How to Define Distribution and Delivery in Your Business Plan
The distribution and delivery section in your business plan is all about how you get your products and services into your customers’ hands. Not all businesses are equally concerned with distribution and delivery systems, of course.
A telephone, e-mail access, and a means for personal transportation may be the extent of your distribution and delivery needs, for example, if you’re a psychologist whose clients come to your office for counseling, or if you run a freelance design business or a dog-walking service.
For some businesses, however, capabilities in distribution and delivery are important, if not downright critical, to success. Consider these examples:
Every time the holiday season rolls around, catalog companies and online retailers face the same nail-biting challenge: how to ensure that customer orders reach their destinations in time for the big day. Some retailers absorb overnight express delivery costs in order to meet promises. A few companies have seen their reputations plummet — and their customers disappear — when they haven’t been able to get deliveries out on time.
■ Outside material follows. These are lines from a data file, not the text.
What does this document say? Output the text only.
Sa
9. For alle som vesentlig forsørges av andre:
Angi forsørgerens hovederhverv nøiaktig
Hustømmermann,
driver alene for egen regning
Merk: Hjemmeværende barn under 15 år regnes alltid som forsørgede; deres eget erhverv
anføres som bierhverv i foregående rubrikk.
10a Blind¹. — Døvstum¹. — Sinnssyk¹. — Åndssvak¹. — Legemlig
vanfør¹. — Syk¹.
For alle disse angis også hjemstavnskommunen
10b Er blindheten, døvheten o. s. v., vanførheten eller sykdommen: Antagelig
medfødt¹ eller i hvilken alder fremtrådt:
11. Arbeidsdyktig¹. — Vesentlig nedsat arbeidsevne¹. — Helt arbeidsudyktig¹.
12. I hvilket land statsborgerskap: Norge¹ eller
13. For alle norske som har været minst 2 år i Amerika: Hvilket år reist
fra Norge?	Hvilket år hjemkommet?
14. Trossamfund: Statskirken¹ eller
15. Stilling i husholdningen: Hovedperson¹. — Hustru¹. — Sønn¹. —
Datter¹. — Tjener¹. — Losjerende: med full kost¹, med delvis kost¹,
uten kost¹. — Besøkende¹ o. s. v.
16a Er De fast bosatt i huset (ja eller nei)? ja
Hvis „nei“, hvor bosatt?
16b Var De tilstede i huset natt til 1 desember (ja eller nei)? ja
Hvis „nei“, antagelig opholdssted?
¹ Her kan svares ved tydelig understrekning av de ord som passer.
One of the biggest challenges for a new magazine is getting distributors to give the magazine valuable shelf space on newsstands. The same goes for food manufacturers. With grocery store aisles already overcrowded with thousands of products, achieving shelf space for a new breakfast cereal or snack chip is a tall hurdle to clear.
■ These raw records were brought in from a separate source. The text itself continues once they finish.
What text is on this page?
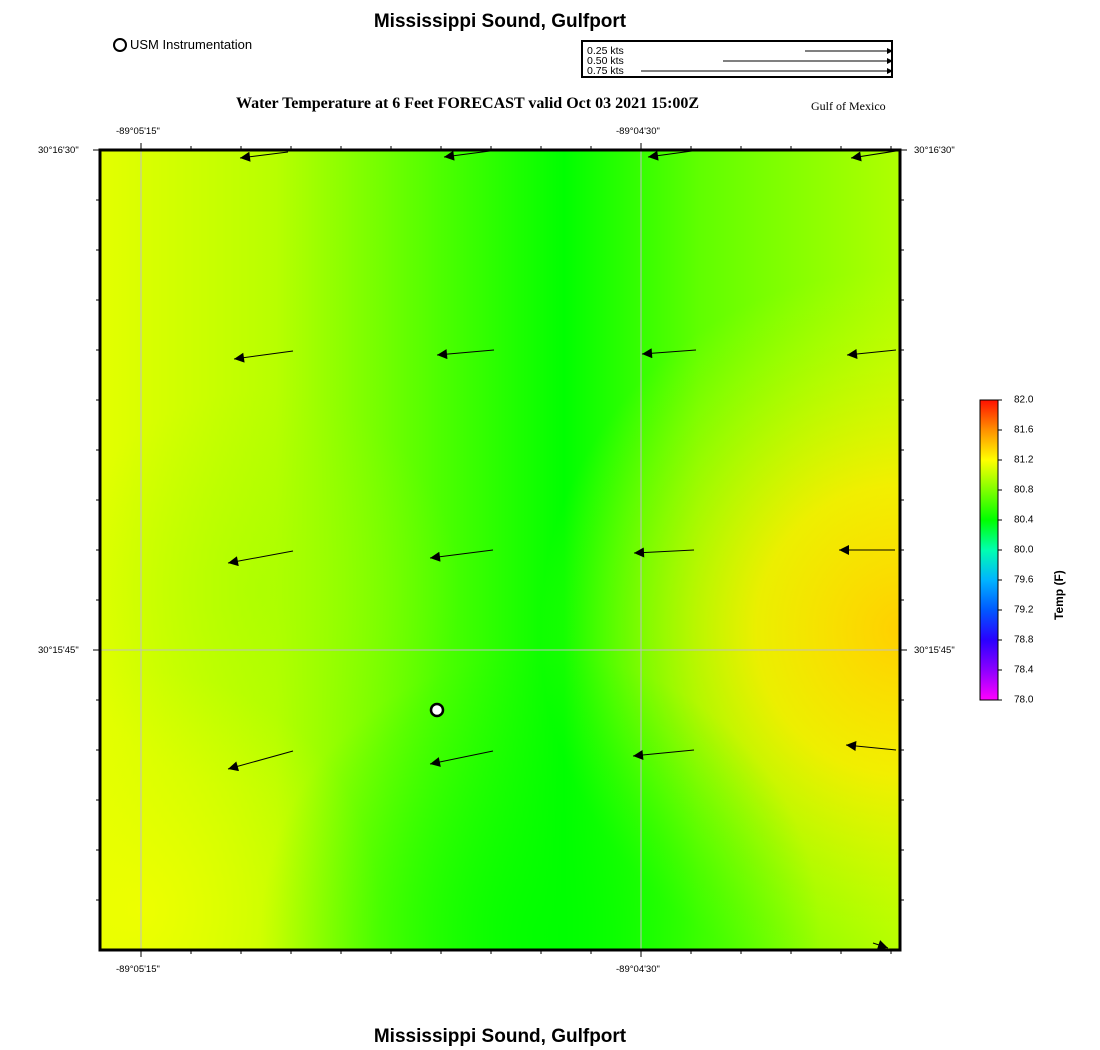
Mississippi Sound, Gulfport
USM Instrumentation	0.25 kts
0.50 kts
0.75 kts
Water Temperature at 6 Feet FORECAST valid Oct 03 2021 15:00Z	Gulf of Mexico
-89°05'15"	-89°04'30"
-89°05'15"	-89°04'30"
30°16'30"
30°15'45"
30°16'30"
30°15'45"
82.0
81.6
81.2
80.8
80.4
80.0
79.6
79.2
78.8
78.4
78.0
Temp (F)
Mississippi Sound, Gulfport
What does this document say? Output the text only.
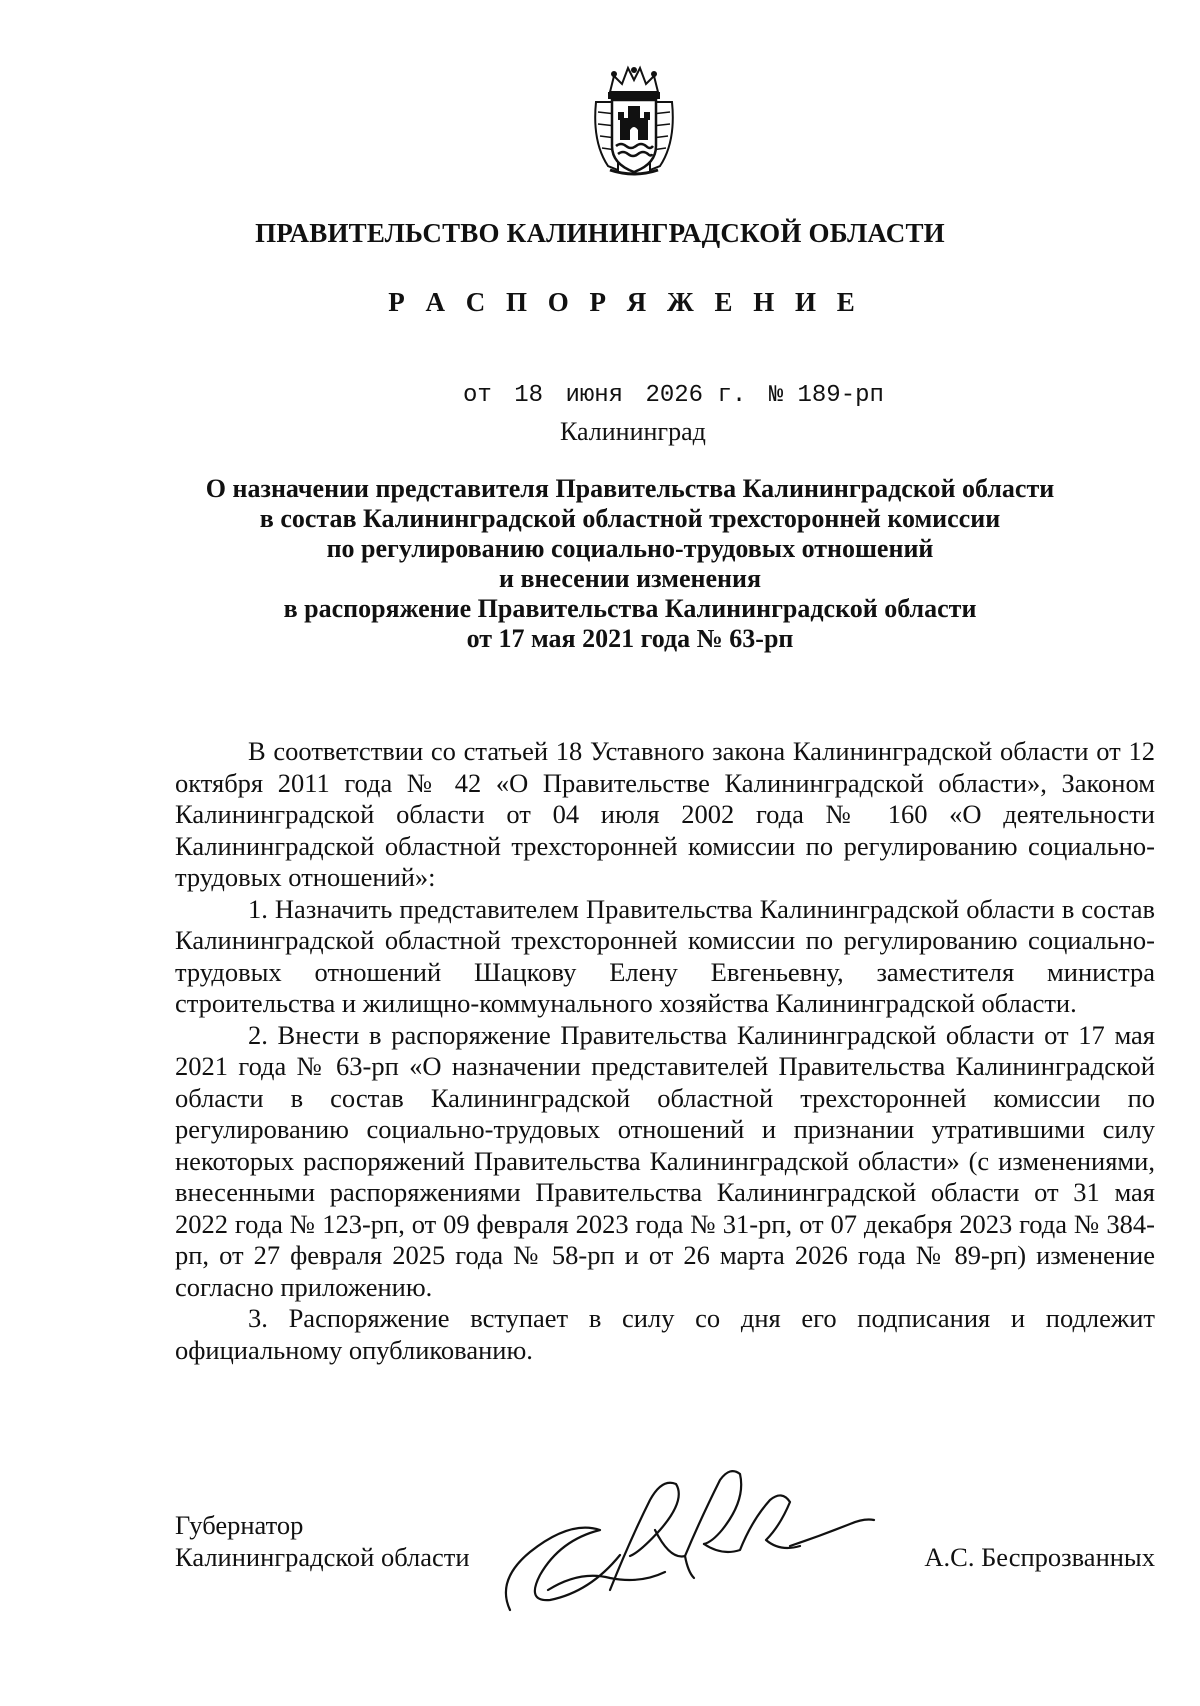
ПРАВИТЕЛЬСТВО КАЛИНИНГРАДСКОЙ ОБЛАСТИ
Р А С П О Р Я Ж Е Н И Е
от 18 июня 2026 г. № 189-рп
Калининград
О назначении представителя Правительства Калининградской области
в состав Калининградской областной трехсторонней комиссии
по регулированию социально-трудовых отношений
и внесении изменения
в распоряжение Правительства Калининградской области
от 17 мая 2021 года № 63-рп

В соответствии со статьей 18 Уставного закона Калининградской области от 12 октября 2011 года № 42 «О Правительстве Калининградской области», Законом Калининградской области от 04 июля 2002 года № 160 «О деятельности Калининградской областной трехсторонней комиссии по регулированию социально-трудовых отношений»:

1. Назначить представителем Правительства Калининградской области в состав Калининградской областной трехсторонней комиссии по регулированию социально-трудовых отношений Шацкову Елену Евгеньевну, заместителя министра строительства и жилищно-коммунального хозяйства Калининградской области.

2. Внести в распоряжение Правительства Калининградской области от 17 мая 2021 года № 63-рп «О назначении представителей Правительства Калининградской области в состав Калининградской областной трехсторонней комиссии по регулированию социально-трудовых отношений и признании утратившими силу некоторых распоряжений Правительства Калининградской области» (с изменениями, внесенными распоряжениями Правительства Калининградской области от 31 мая 2022 года № 123-рп, от 09 февраля 2023 года № 31-рп, от 07 декабря 2023 года № 384-рп, от 27 февраля 2025 года № 58-рп и от 26 марта 2026 года № 89-рп) изменение согласно приложению.

3. Распоряжение вступает в силу со дня его подписания и подлежит официальному опубликованию.

Губернатор
Калининградской области	А.С. Беспрозванных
Even businesses in service industries sometimes have to focus on distribution and delivery. Management-training companies, for example, often deliver training programs to thousands of managers in dozens of locations — all at the same time. They can’t deliver on their promises unless they have trainers available and in place when and where they need them.
Those who do business primarily online have distribution challenges of their own. They need sites that load quickly, with easy navigation, links that work, and live help options for those who need them.
If sensitive information is requested, they need secure web connections. And if they provide help or customer service, they need to consider online chat software, backed by staffing that ensures acceptable wait times. Plus, they need a program for search engine optimization (SEO), to up the odds that they end up high in search results, along with an aggressive program to drive traffic to the site through marketing and online link-building.
Failing to plan for the method and cost of distribution or delivery can be a fatal business mistake. Consider the Internet grocery service that staked its reputation on the promise of free delivery on orders of any size.
Customers accepted the offer — ordering a single frozen dinner, a bottle of wine, or even a candy bar. Delivery costs ran more than $10 on each order. It didn’t take long for this particular business promise to fade away — along with the company.
Assess the importance of distribution and delivery to your business success by filling out the Distribution and Delivery Survey shown. Be as specific as you can. Flag areas where you need to track down more information and then do the necessary research.
Use the questions in the form shown to help develop your distribution and delivery system. As you complete the form, consider the following:
Include all costs involved with product distribution and delivery — including warehouse space, transportation, shelf space allocations, product returns, and other necessary expenses.
Consider how you can use distribution and delivery to your competitive advantage. Look for ways that you can excel over competitors by offering home delivery, subscription delivery, online service, or other ways that fit the realities of your product and the desires of your customer.
View distribution as an expansion strategy, looking for new distribution channels — new paths that your products can follow from your company into your customers’ hands — as a way to expand into new markets. Offering your products online, for example, or through new distributor or retailer relationships are ways to open new distribution channels.